A Brief History of the State Plane Coordinate System in America
In the early 1930s, the United States started building the State Plane Coordinate System (SPCS) to pinpoint any location with a high level of accuracy (less than 1:10,000).
It was primarily designed to be a system to permanently record original land survey monuments.
Because SPCS needs such a high level of accuracy, it divides the United States into 124 zones, each with a projection of its own.
Overall, the State Plane Coordinate System minimizes distortion (compared to the UTM system) because of the smaller zone sizes.
State Plane Coordinate System Zone Map Projections
Depending on the size of the area, a state can have one or many zones each using its own map projection. For example, Hawaii has 5 zones and Maryland has only one SPCS zone.
Each State Plane Coordinate System zone uses a map projection based on its geographic orientation.
Below, we’ll go through each projection and the developable surface it uses.
Transverse Mercator Projection
If the zone has a north-south orientation, it generally uses the Transverse Mercator projection. State Plane Coordinate System zones use the secant case of the Transverse Mercator projection.
As shown above, it cuts through the spheroid/ellipsoid along two small circles at a specific distance from a central Meridian.
Lambert Conformal Conic Projection
While cartographers use the Lambert Conformal Conic projection for large continents, it’s the most common map projection among the SPCS zones.
When the zone has an east-west shape, it most likely uses the Lambert Conformal Conic projection.
Hotine Oblique Mercator Projection
Finally, the Hotine Oblique Mercator projection is similar to the Transverse Mercator. However, the key difference is how this projection lies at an angle diagonally.
This diagonal orientation allows the Hotine Oblique Mercator projection to effectively capture the unique characteristics of specific regions.
State Plane Coordinate System FIPS Code
Anyone can identify their State Plane Coordinate System zone with a unique FIPS code. For example, Alaska has 10 State Plane Coordinate System zones with a unique FIPS code and map projection.

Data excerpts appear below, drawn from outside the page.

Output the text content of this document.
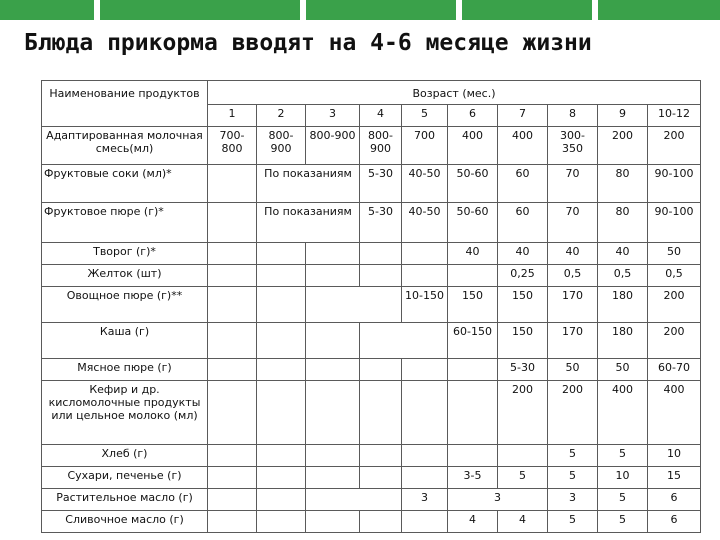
Блюда прикорма вводят на 4-6 месяце жизни
Наименование продуктов	Возраст (мес.)									
	1	2	3	4	5	6	7	8	9	10-12
Адаптированная молочная смесь(мл)	700-800	800-900	800-900	800-900	700	400	400	300-350	200	200
Фруктовые соки (мл)*		По показаниям		5-30	40-50	50-60	60	70	80	90-100
Фруктовое пюре (г)*		По показаниям		5-30	40-50	50-60	60	70	80	90-100
Творог (г)*						40	40	40	40	50
Желток (шт)							0,25	0,5	0,5	0,5
Овощное пюре (г)**					10-150	150	150	170	180	200
Каша (г)						60-150	150	170	180	200
Мясное пюре (г)							5-30	50	50	60-70
Кефир и др. кисломолочные продукты или цельное молоко (мл)							200	200	400	400
Хлеб (г)								5	5	10
Сухари, печенье (г)						3-5	5	5	10	15
Растительное масло (г)					3	3		3	5	6
Сливочное масло (г)						4	4	5	5	6
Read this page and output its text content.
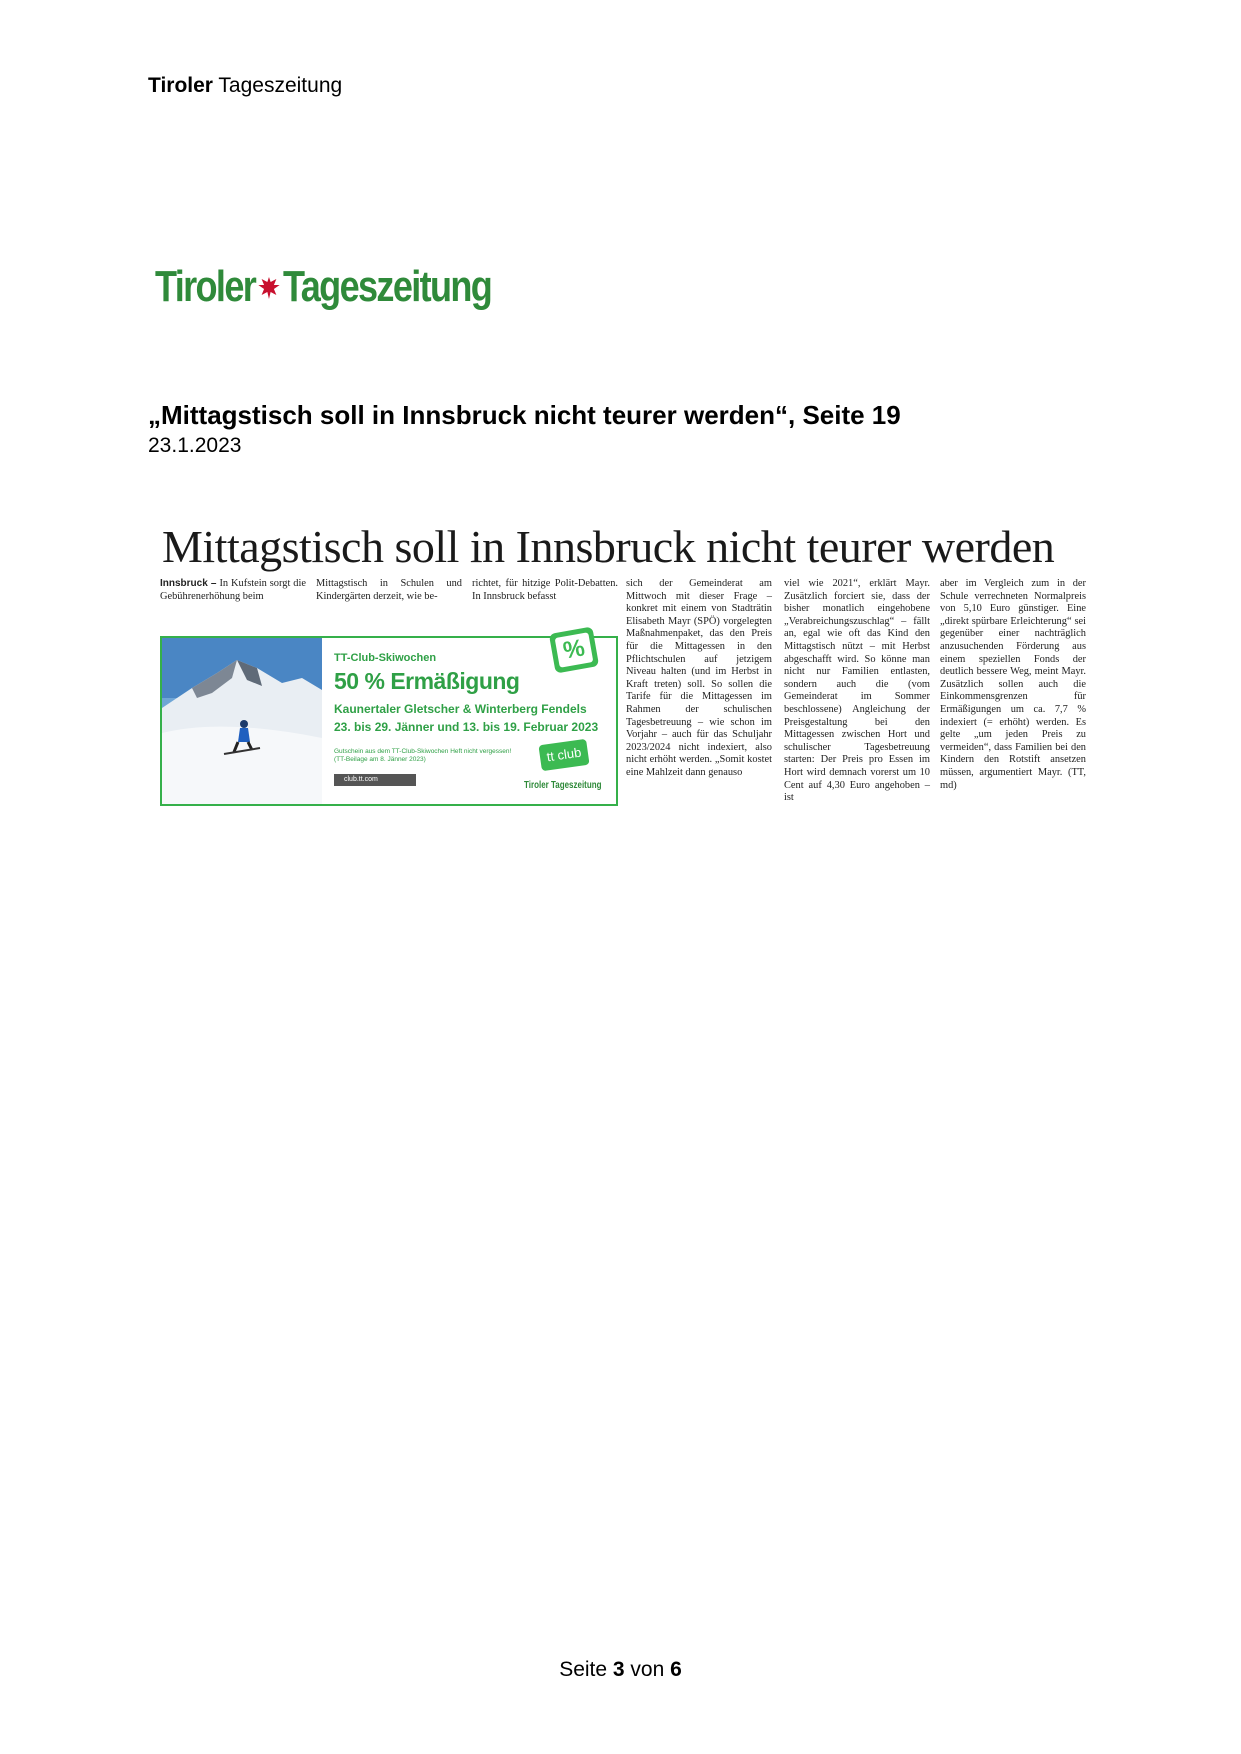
Tiroler Tageszeitung
Tiroler Tageszeitung
„Mittagstisch soll in Innsbruck nicht teurer werden“, Seite 19
23.1.2023
Mittagstisch soll in Innsbruck nicht teurer werden

Innsbruck – In Kufstein sorgt die Gebührenerhöhung beim

Mittagstisch in Schulen und Kindergärten derzeit, wie be-

richtet, für hitzige Polit-Debatten. In Innsbruck befasst

sich der Gemeinderat am Mittwoch mit dieser Frage – konkret mit einem von Stadträtin Elisabeth Mayr (SPÖ) vorgelegten Maßnahmenpaket, das den Preis für die Mittagessen in den Pflichtschulen auf jetzigem Niveau halten (und im Herbst in Kraft treten) soll. So sollen die Tarife für die Mittagessen im Rahmen der schulischen Tagesbetreuung – wie schon im Vorjahr – auch für das Schuljahr 2023/2024 nicht indexiert, also nicht erhöht werden. „Somit kostet eine Mahlzeit dann genauso

viel wie 2021“, erklärt Mayr. Zusätzlich forciert sie, dass der bisher monatlich eingehobene „Verabreichungszuschlag“ – fällt an, egal wie oft das Kind den Mittagstisch nützt – mit Herbst abgeschafft wird. So könne man nicht nur Familien entlasten, sondern auch die (vom Gemeinderat im Sommer beschlossene) Angleichung der Preisgestaltung bei den Mittagessen zwischen Hort und schulischer Tagesbetreuung starten: Der Preis pro Essen im Hort wird demnach vorerst um 10 Cent auf 4,30 Euro angehoben – ist

aber im Vergleich zum in der Schule verrechneten Normalpreis von 5,10 Euro günstiger. Eine „direkt spürbare Erleichterung“ sei gegenüber einer nachträglich anzusuchenden Förderung aus einem speziellen Fonds der deutlich bessere Weg, meint Mayr. Zusätzlich sollen auch die Einkommensgrenzen für Ermäßigungen um ca. 7,7 % indexiert (= erhöht) werden. Es gelte „um jeden Preis zu vermeiden“, dass Familien bei den Kindern den Rotstift ansetzen müssen, argumentiert Mayr. (TT, md)

TT-Club-Skiwochen
50 % Ermäßigung
Kaunertaler Gletscher & Winterberg Fendels
23. bis 29. Jänner und 13. bis 19. Februar 2023
Gutschein aus dem TT-Club-Skiwochen Heft nicht vergessen! (TT-Beilage am 8. Jänner 2023)
club.tt.com
%
tt club
Tiroler Tageszeitung
Seite 3 von 6
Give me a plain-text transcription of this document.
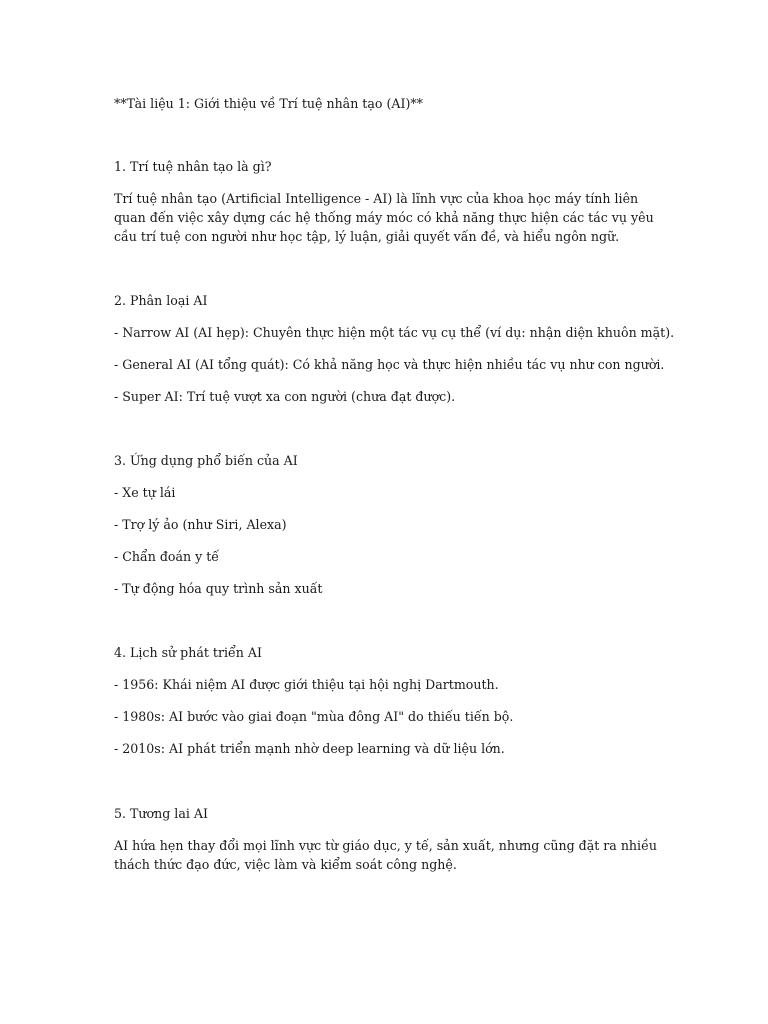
**Tài liệu 1: Giới thiệu về Trí tuệ nhân tạo (AI)**
1. Trí tuệ nhân tạo là gì?
Trí tuệ nhân tạo (Artificial Intelligence - AI) là lĩnh vực của khoa học máy tính liên quan đến việc xây dựng các hệ thống máy móc có khả năng thực hiện các tác vụ yêu cầu trí tuệ con người như học tập, lý luận, giải quyết vấn đề, và hiểu ngôn ngữ.
2. Phân loại AI
- Narrow AI (AI hẹp): Chuyên thực hiện một tác vụ cụ thể (ví dụ: nhận diện khuôn mặt).
- General AI (AI tổng quát): Có khả năng học và thực hiện nhiều tác vụ như con người.
- Super AI: Trí tuệ vượt xa con người (chưa đạt được).
3. Ứng dụng phổ biến của AI
- Xe tự lái
- Trợ lý ảo (như Siri, Alexa)
- Chẩn đoán y tế
- Tự động hóa quy trình sản xuất
4. Lịch sử phát triển AI
- 1956: Khái niệm AI được giới thiệu tại hội nghị Dartmouth.
- 1980s: AI bước vào giai đoạn "mùa đông AI" do thiếu tiến bộ.
- 2010s: AI phát triển mạnh nhờ deep learning và dữ liệu lớn.
5. Tương lai AI
AI hứa hẹn thay đổi mọi lĩnh vực từ giáo dục, y tế, sản xuất, nhưng cũng đặt ra nhiều thách thức đạo đức, việc làm và kiểm soát công nghệ.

- For FIPS Zone 5001 (Alaska), it uses the Hotine Oblique Mercator
- From FIPS 5002 to 5009 (Alaska), it projects these zones with a Transverse Mercator
- Finally, the Alaska FIPS 5010 zone uses the Lambert Conformal Conic
The map below shows a thematic map of all the projections that the State Plane Coordinate System uses.
It separates which zone uses Lambert Conformal Conic, Transverse Mercator, and Hotine Oblique Mercator projections.
SPCS 27 and SPCS 83
Over the years, surveyors have significantly improved our understanding of the size and shape of the Earth using geodesy. As a result, the State Plane Coordinate System references both the NAD83 and NAD27 datums.
- State Plane Coordinate Systems (SPCS 27) references NAD27 as a standard unit of measure in US survey feet
- State Plane Coordinate Systems (SPCS 83) is based on the NAD83 datum and is commonly measured in meters
Since the advent of NAD83, the State Plane Coordinate System has undergone a series of changes. For example, this includes zone modifications and origin changes.
State Plane Coordinate System Advantages
Government agencies use the State Plane Coordinate System because each zone has a defined boundary.
Counties can manage their data to a common coordinate system with those county and state lines.
Because of the limited distortion due to each zone having its own projection, the SPCS is most suitable for engineering, public works, and surveying applications.
To explore the SPCS in more detail, NOAA’s State Plane Coordinate System Manual gives an old-school flavor to its origin.